- Theatrical release poster
- Directed by: John Sayles
- Screenplay by: John Sayles
- Produced by: Maggie Renzi
- Starring: Danny Glover Keb' Mo' Mable John Kel Mitchell Gary Clark Jr.
- Cinematography: Dick Pope
- Edited by: John Sayles
- Music by: Mason Daring
- Production companies: Anarchist's Convention Films Honeydripper Films
- Distributed by: Emerging Pictures
- Release dates: September 10, 2007 (Toronto International Film Festival); December 28, 2007 (United States);
- Running time: 123 minutes
- Country: United States
- Language: English

= Honeydripper (film) =

Honeydripper is a 2007 American musical drama film written and directed by John Sayles.

==Plot==
Filmed and set in Georgiana, Alabama circa 1950, the film stars Danny Glover as the owner of a traditional blues club that is failing and in danger of being taken over until he hires a young electric guitarist (Gary Clark, Jr.) to stand-in as the popular "Guitar Sam" in the hopes of attracting a younger crowd. The film also stars musician Keb' Mo' as a mysterious blind guitarist, actor/comedian Kel Mitchell and singer Mable John. Rhythm and blues singer Ruth Brown recorded some songs for the film and was cast to play the role ultimately played by John, but died before filming started.

==Cast==

- Danny Glover as Tyrone "Pine Top" Purvis
- Lisa Gay Hamilton as Delilah
- Yaya DaCosta as China Doll
- Charles S. Dutton as Maceo
- Vondie Curtis-Hall as "Slick"
- Gary Clark, Jr. as Sonny Blake
- Mable John as Bertha Mae
- Stacy Keach as Sheriff Pugh
- Nagee Clay as "Scratch"

- Absalom Adams as Lonnie
- Arthur Lee Williams as "Metalmouth" Sims
- Ruben Santiago-Hudson as Stokely
- Davenia McFadden as Nadine
- Daryl Edwards as "Shack" Thomas
- Sean Patrick Thomas as Dexter "Dex"
- Keb' Mo' as "Possum"
- Kel Mitchell as "Junebug"
- Mary Steenburgen as Amanda Winship

==Reception==

===Critical response===
Stephen Holden, the film critic for The New York Times, was disappointed in the film script and wrote, "While operating on a mythic level Honeydripper also wants to create the same kind of top-to-bottom social microcosm found in many of Mr. Sayles’s films. But this time his attempt to have his characters be simultaneously symbolic and real works at cross purposes. He is so uncomfortable writing dialogue in an old-time Southern argot that the conversations in Honeydripper rarely settle into the easy, colorfully idiomatic flow that has always been a hallmark of Southern speech. Hard as they try to break through the stiffness, the film’s fine actors only fitfully succeed in camouflaging the machinery behind their characters."

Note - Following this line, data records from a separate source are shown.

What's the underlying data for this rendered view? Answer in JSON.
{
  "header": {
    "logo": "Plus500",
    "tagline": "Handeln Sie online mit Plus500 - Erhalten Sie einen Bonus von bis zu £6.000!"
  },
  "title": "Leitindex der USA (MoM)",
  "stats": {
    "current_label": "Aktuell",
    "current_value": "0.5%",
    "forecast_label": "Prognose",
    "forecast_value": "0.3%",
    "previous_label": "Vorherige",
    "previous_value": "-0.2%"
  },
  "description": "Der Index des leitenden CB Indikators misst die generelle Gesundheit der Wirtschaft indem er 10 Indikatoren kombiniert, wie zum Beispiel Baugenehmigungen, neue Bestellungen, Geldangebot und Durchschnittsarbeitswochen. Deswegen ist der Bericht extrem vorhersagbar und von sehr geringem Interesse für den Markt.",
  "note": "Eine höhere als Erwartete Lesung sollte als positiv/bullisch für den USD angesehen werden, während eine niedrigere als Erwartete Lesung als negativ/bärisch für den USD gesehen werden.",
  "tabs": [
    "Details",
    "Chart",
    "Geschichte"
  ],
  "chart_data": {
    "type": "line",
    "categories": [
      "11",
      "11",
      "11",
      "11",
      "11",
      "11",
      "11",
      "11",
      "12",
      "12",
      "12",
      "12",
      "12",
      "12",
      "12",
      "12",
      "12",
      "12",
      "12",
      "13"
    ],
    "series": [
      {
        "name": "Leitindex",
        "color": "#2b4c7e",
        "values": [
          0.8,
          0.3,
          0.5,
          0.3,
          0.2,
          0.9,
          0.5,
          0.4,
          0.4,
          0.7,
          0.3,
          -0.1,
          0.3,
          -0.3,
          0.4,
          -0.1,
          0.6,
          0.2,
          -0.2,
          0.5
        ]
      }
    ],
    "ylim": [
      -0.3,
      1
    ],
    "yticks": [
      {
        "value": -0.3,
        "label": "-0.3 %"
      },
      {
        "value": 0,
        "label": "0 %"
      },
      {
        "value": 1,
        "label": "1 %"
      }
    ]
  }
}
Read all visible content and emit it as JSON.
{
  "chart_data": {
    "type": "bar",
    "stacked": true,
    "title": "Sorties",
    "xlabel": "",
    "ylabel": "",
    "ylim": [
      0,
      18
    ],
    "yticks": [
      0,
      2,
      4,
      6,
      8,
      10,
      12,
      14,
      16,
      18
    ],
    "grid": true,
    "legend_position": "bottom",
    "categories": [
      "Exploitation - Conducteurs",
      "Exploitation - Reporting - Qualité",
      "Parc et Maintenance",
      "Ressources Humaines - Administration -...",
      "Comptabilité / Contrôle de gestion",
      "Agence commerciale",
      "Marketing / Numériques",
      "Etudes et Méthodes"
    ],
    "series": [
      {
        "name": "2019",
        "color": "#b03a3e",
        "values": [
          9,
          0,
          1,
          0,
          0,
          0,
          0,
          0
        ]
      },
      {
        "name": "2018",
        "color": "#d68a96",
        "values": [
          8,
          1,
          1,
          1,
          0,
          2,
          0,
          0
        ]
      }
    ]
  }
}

John Anderson, film critic for Variety magazine, liked the film, and lauded the musical in his review. He wrote, "John Sayles the storyteller and John Sayles the political progressive haven't always played well together, but, in the endearing musical time-piece Honeydripper, the indie icon lets his narrative gifts take the lead and the social issues follow like a tight bass line. The result is one of Sayles' best films. The music, a mix of blues, seminal rock and newcomer Gary Clark Jr.'s performance, will be an obvious draw, as will the performances by some leading African-American actors."

Critic Kirk Honeycutt was uncomfortable with the stereotypes in the film but praised it due to Sayles' film background. He wrote, "...the film makes you at times uncomfortable with black and Southern stereotypes that may hinder some from fully enjoying an otherwise benign and cheerful tall tale of the Saturday night when rock came to rural Alabama. Sayles has paid far too many dues as a man who can write smoothly and in depth about many regions of America for a critical response to attack him over this. But the images and caricatures of a blind guitar picker, redneck sheriff, revival meetings, cotton-picking, fights in juke joints and the like have all been evoked in so many movies of much less integrity that this is a thing one must get past before surrendering to his amusing backwater fable.... The film does feature a host of interesting characters and, as always with Sayles, the dialogue has more than a few zingers. The well-cast actors are all solid, more than solid even, but as the director-editor Sayles lets the pace slacken too often."

Honeydripper won the 2008 NAACP Image Award for Outstanding Independent Motion Picture.

==Distribution==
Honeydripper had its world premiere on September 10 at the 2007 Toronto International Film Festival. It also screened at the San Sebastián International Film Festival, the London Film Festival, the St. Louis International Film Festival and the San Joaquin Film Festival.

The film had a limited release in the United States on December 28, 2007, with a release in the United Kingdom set for April 28, 2008.